While Kazakhstan and Uzbekistan have avoided explicit condemnation of the Kremlin’s invasion of Ukraine, they have refused to recognize the independence of Russia-backed separatist regions in Ukraine, nor their annexation late last year by Putin.
“We’ve committed $41.5 million in assistance this year to Central Asia to support food security and economies that we see are struggling. This money will help them explore new export routes, retrain their workforce, reduce unemployment, and spur private sector growth,” said Lu.
The State Department is helping Kazakhstan and Uzbekistan avoid secondary sanctions, as the West increases economic and financial restrictions against Russia.
“We have issued a license so that the Caspian Pipeline Consortium is able to transfer Kazakh oil to markets. It’s a pipeline that goes through Russia,” Lu said. “The purpose of these sanctions is to target entities in Russia that are fueling Putin’s war in Ukraine, it’s not to harm the interests of Central Asian republics or their peoples or their economies. Here’s an illustration of how we have made sure the world knows it’s fine to use Kazakh oil that comes out of this pipeline.”

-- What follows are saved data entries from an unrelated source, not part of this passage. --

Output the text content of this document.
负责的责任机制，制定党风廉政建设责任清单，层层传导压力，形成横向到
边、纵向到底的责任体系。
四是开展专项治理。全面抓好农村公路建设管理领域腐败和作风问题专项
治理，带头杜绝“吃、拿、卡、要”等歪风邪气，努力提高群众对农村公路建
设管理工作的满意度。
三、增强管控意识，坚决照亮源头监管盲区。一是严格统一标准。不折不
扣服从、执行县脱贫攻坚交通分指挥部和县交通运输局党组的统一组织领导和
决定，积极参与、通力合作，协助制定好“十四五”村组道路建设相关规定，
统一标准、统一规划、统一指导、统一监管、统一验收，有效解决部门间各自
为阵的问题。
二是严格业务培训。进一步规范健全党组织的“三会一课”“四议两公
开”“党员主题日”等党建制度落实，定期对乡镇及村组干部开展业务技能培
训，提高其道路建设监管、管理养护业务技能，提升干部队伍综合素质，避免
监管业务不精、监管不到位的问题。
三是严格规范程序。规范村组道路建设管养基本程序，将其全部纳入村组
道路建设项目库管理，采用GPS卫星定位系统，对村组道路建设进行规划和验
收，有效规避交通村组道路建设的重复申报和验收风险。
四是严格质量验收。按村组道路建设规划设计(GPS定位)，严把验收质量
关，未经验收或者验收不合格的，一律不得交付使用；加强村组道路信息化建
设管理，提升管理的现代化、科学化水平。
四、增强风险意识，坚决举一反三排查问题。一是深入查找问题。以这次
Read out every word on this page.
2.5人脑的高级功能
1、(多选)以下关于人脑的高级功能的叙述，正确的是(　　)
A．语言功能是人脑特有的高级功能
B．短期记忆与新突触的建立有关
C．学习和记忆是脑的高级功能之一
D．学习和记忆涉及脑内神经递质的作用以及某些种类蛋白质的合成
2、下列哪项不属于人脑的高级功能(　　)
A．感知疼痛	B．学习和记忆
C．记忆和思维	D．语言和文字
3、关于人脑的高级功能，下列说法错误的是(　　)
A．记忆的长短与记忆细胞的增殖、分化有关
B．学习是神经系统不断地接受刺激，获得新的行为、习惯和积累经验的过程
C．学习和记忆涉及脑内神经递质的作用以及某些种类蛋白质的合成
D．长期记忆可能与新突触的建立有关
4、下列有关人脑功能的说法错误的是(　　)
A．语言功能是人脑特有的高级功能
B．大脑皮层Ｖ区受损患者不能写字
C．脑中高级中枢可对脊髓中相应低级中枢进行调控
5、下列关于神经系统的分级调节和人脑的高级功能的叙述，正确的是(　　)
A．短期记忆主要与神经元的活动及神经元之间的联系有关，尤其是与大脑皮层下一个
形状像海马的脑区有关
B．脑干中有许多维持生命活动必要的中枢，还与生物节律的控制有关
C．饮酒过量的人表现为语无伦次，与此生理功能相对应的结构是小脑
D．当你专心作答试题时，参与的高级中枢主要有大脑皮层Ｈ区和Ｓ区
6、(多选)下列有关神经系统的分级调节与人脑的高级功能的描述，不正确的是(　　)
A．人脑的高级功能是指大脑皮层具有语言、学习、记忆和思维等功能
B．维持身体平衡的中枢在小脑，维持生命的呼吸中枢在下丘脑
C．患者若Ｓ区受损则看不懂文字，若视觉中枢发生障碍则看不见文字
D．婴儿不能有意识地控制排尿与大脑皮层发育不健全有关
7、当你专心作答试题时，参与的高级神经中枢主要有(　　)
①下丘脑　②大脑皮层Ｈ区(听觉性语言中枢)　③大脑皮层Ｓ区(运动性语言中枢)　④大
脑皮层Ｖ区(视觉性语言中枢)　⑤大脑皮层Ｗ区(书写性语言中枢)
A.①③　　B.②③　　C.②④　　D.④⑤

Three banks have been transformed from Russian subsidiaries to wholly locally owned, added Lu, through licenses allowing for the transfer of assets into Kazakh hands.
It boils down to freedom
Closely watching Blinken’s visit, Uzbek and Kazakh civil society activists are asking the U.S. to push for systemic reforms without which, they argue, these republics will not be able to overcome geopolitical challenges, including preserving their independence.
“We have seen some positive action by the Uzbek government, but it has a long way to go in terms of allowing political freedoms and space for pluralism,” Abdurahmon Tashanov, who heads the Ezgulik Human Rights Society, told VOA from Tashkent. “The state must ease the registration of nongovernmental organizations and political parties. The authorities don’t seem to want to take these steps.”
Last week, President Mirziyoyev voiced support of journalists and bloggers, “confessing” that many around him want to suppress media freedom. He claims he is open to constructive criticism.
“Freedom of expression and media are basic rights to be enjoyed by everyone, not because the president backs them or wants to allow them,” Tashanov said.
As a witness to the repressions under the previous Uzbek leader Islam Karimov, Tashanov sees two clear paths for his country: true democratic reforms or further authoritarianism.
American officials say Washington will remain on the side of reforms, and not just in Uzbekistan, advancing “our shared goal of a prosperous, secure and democratic region.”